El correr de los años no ha hecho más que embellecer el rostro de esta tierra. Celebrar el *98º Aniversario* de la fundación y emancipación de *General Pánfilo Natera* es rendir tributo al milagro cotidiano de su existencia. Son casi diez décadas desde que el esfuerzo de hombres y mujeres visionarios transformó el antiguo paraje de La Blanca en un municipio libre, un hogar con nombre de héroe y alma de labriego.

Noventa y ocho años de ver nacer generaciones bajo el cobijo de su cielo limpio; noventa y ocho años donde el surco ha dado fruto y la unión ha vencido a la distancia. Hoy, al mirar al pasado con profunda gratitud y al futuro con la frente en alto, el municipio no solo celebra el tiempo transcurrido, sino la vigencia de sus valores, el orgullo de sus raíces y la promesa inquebrantable de seguir caminando con paso firme hacia el progreso.

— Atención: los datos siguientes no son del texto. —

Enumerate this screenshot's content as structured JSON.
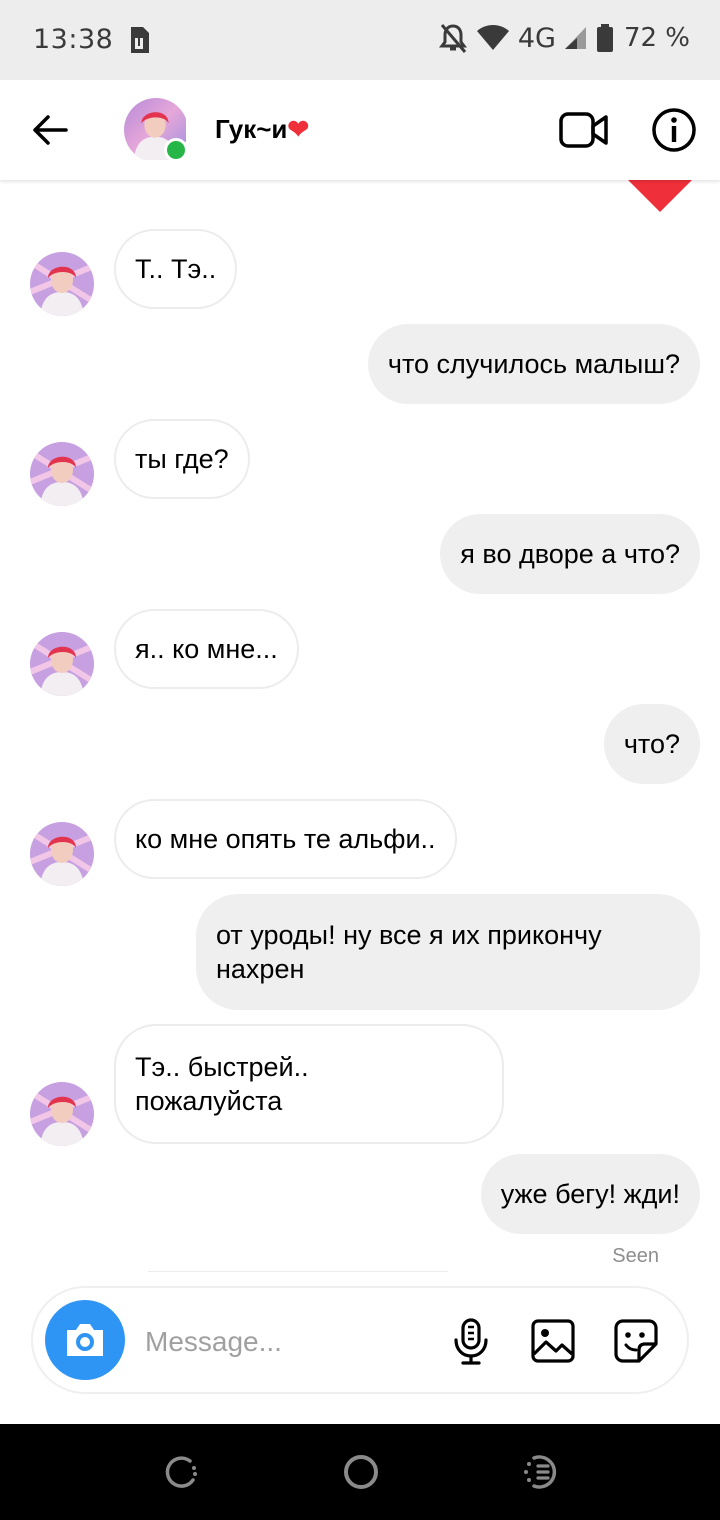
{
  "status_bar": {
    "time": "13:38",
    "network": "4G",
    "battery_pct": "72 %"
  },
  "header": {
    "contact_name": "Гук~и",
    "heart": "❤",
    "online": true
  },
  "messages": [
    {
      "side": "in",
      "text": "Т.. Тэ.."
    },
    {
      "side": "out",
      "text": "что случилось малыш?"
    },
    {
      "side": "in",
      "text": "ты где?"
    },
    {
      "side": "out",
      "text": "я во дворе а что?"
    },
    {
      "side": "in",
      "text": "я.. ко мне..."
    },
    {
      "side": "out",
      "text": "что?"
    },
    {
      "side": "in",
      "text": "ко мне опять те альфи.."
    },
    {
      "side": "out",
      "line1": "от уроды! ну все я их прикончу",
      "line2": "нахрен"
    },
    {
      "side": "in",
      "line1": "Тэ.. быстрей..",
      "line2": "пожалуйста"
    },
    {
      "side": "out",
      "text": "уже бегу! жди!"
    }
  ],
  "seen_label": "Seen",
  "composer": {
    "placeholder": "Message..."
  },
  "colors": {
    "accent_blue": "#2f95f5",
    "online_green": "#26b648",
    "heart_red": "#ef2f3a",
    "outgoing_bubble": "#efefef"
  },
  "icons": [
    "back-arrow-icon",
    "video-call-icon",
    "info-icon",
    "camera-icon",
    "microphone-icon",
    "gallery-icon",
    "sticker-icon",
    "recent-apps-icon",
    "home-icon",
    "assistant-icon"
  ]
}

¡Que el eco de este aniversario resuene en cada rincón, desde San José el Saladillo hasta la cabecera, como un canto de orgullo zacatecano!

Que este viaje a través del tiempo y las palabras te deje en el corazón el calor de los atardeceres de General Pánfilo Natera. Al cerrar estas líneas, no guardamos una historia muerta, sino una crónica viva que se sigue escribiendo día con día con el sudor, la fe y la sonrisa de su gente.

Que la templanza del General guíe tus pasos y que la generosidad de esta tierra bendiga tu camino. ¡Hasta que el viento de los llanos zacatecanos nos vuelva a reunir!